Monday, September 2, 2013

Honoring a Union Member Ancestor on Labor Day

Little did I know when I read Noble Obsession: Charles Goodyear, Thomas Hancock and the Race to Unlock the Greatest Industrial Secret of the 19th Century, by Charles Slack, in 2002 that a dozen years later I would discover a more personal connection to the invention of vulcanized rubber. No, my family is not related to Charles Goodyear; that's not how we roll. We were the factory workers, the farmers, the miners, and the auto plant drones.

Charles Goodyear, circa 1912. Painting by G. P. A. Healy

So it seems appropriate for me to talk about one of my union ancestors on Labor Day, our national holiday established to exhibit to the public "the strength and esprit de corps of the trade and labor organizations." In 1943, George Froelich* was elected president of the United Rubber Workers of America Local 45 in Naugatuck, Connecticut, and remained president for several years. George was my sister-in-law's grand uncle. The local union was formed in 1934.

George Froelich's father William Froelich and his mother Osida Eberle Froelich were born in Hess, Germany, and came to the United States separately in the latter half of the 1890s and married shortly after their arrival. They had at least seven children, including George, who is listed as 2 years old on the 1910 federal census. By 1940 George was working in a Naugatuck rubber factory.

Naugatuck prides itself on being the "Cradle of the Rubber Industry." Akron, Ohio may be the "Rubber Capital of the World," but vulcanized rubber was first manufactured in Naugatuck as early as 1843.

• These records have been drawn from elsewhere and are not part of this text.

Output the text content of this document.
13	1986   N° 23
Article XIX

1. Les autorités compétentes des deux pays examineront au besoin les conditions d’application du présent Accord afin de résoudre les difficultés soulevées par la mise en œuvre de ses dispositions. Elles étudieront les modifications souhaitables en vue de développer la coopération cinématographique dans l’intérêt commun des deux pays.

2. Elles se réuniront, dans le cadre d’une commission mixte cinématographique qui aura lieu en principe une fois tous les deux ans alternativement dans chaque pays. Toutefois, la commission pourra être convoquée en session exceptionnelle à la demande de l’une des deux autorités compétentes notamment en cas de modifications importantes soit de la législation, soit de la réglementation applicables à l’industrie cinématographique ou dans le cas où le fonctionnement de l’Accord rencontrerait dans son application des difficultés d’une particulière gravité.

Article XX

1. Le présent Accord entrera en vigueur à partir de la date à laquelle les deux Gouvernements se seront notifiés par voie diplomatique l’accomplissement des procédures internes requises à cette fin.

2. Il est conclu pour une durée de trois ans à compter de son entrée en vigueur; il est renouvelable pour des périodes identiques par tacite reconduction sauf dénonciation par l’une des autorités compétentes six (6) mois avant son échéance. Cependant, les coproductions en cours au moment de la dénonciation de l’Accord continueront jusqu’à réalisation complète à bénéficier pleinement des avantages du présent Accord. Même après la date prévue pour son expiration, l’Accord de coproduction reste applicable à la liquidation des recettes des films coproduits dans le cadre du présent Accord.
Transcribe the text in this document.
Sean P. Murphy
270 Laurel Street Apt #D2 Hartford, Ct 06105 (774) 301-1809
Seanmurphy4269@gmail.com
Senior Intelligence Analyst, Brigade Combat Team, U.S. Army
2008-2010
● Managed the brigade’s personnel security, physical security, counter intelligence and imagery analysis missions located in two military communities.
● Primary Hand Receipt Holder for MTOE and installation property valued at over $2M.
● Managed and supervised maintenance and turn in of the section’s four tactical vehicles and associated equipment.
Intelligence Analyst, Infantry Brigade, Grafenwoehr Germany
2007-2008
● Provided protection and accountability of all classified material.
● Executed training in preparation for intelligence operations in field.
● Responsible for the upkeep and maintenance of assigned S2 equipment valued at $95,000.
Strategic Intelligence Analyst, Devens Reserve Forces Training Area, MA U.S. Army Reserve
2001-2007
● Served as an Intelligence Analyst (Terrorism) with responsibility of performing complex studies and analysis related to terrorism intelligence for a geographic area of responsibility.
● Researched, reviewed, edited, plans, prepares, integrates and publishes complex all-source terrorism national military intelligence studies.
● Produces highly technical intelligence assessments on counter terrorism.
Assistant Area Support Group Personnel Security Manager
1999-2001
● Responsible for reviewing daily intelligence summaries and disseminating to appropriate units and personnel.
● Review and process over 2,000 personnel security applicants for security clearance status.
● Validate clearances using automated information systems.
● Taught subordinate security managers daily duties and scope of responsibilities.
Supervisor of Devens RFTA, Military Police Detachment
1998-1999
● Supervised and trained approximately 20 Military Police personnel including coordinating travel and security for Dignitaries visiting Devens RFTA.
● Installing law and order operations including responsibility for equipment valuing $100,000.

Manufacturing vulcanized rubber. Photo courtesy of the Metropolitan Museum of Art and was a gift of Mr. and Mrs. Martin Liefer

By 1892, there were many rubber manufacturing companies in Naugatuck, as well as elsewhere in Connecticut. Nine companies consolidated their operations in Naugatuck to become the United States Rubber Company. From 1892 to 1913, the rubber footwear divisions of U.S. Rubber were manufacturing their products under 30 different brand names, including the Wales-Goodyear Shoe Co. The company consolidated these brands under one name, Keds, in 1961, and were mass-marketed as canvas-top "sneakers" in 1917. They were the first sneakers.

The rise of the rubber labor union was often violent. Workers first attempted to organize in 1887 as part of the Knights of Labor. In 1903 the Amalgamated Rubber workers of America tried to organize Akron rubber plants and in 1904 they struck several plants in New Jersey for nearly a year but the strike failed. The union was broken by rubber companies by 1906. The Industrial Workers of the World (IWW), also known as Wobblies, organized a strike that failed in 1912.

Early rubber worker attempts to strike. Photo courtesy of the Summit County Historical Society

Changes in the national economy actually gave workers what they had been demanding -- an 8-hour work day, higher wages, and improved safety and sanitary conditions -- before the rubber factories became unionized. It was the National Industrial Recovery Act that gave workers the right to organize. The legislation was enacted as part of Franklin Roosevelt's New Deal.

By 1945 union membership reached 189,918 rubber workers. The union secured pensions for workers in 1949 and insurance for hospitalization in 1953. The introduction of radial tires brought an end to tire production in Akron, Ohio and in 1985, Goodyear razed its Naugatuck rubber plant buildings.

Naugatuck Daily News photo of 1965 United Rubber Workers strike. George Froelich was a union negotiator at that time.

In 1995 the the United Rubber, Cork, Linoleum and Plastic Workers of America (URW) decided to join the United Steel Workers.

George Froelich on the far left with Senator Hubert Humphrey. Published in the Naugatuck Daily News on 25 Oct 1972.

George Froelich's wife died in 1991 and the Connecticut Death Index indicated she was a widow. I have not yet been able to locate a death record for George.
* George Froelich's older brother, Anthony, changed the spelling of Froelich to Froelick. Anthony's decsendants still use that spelling.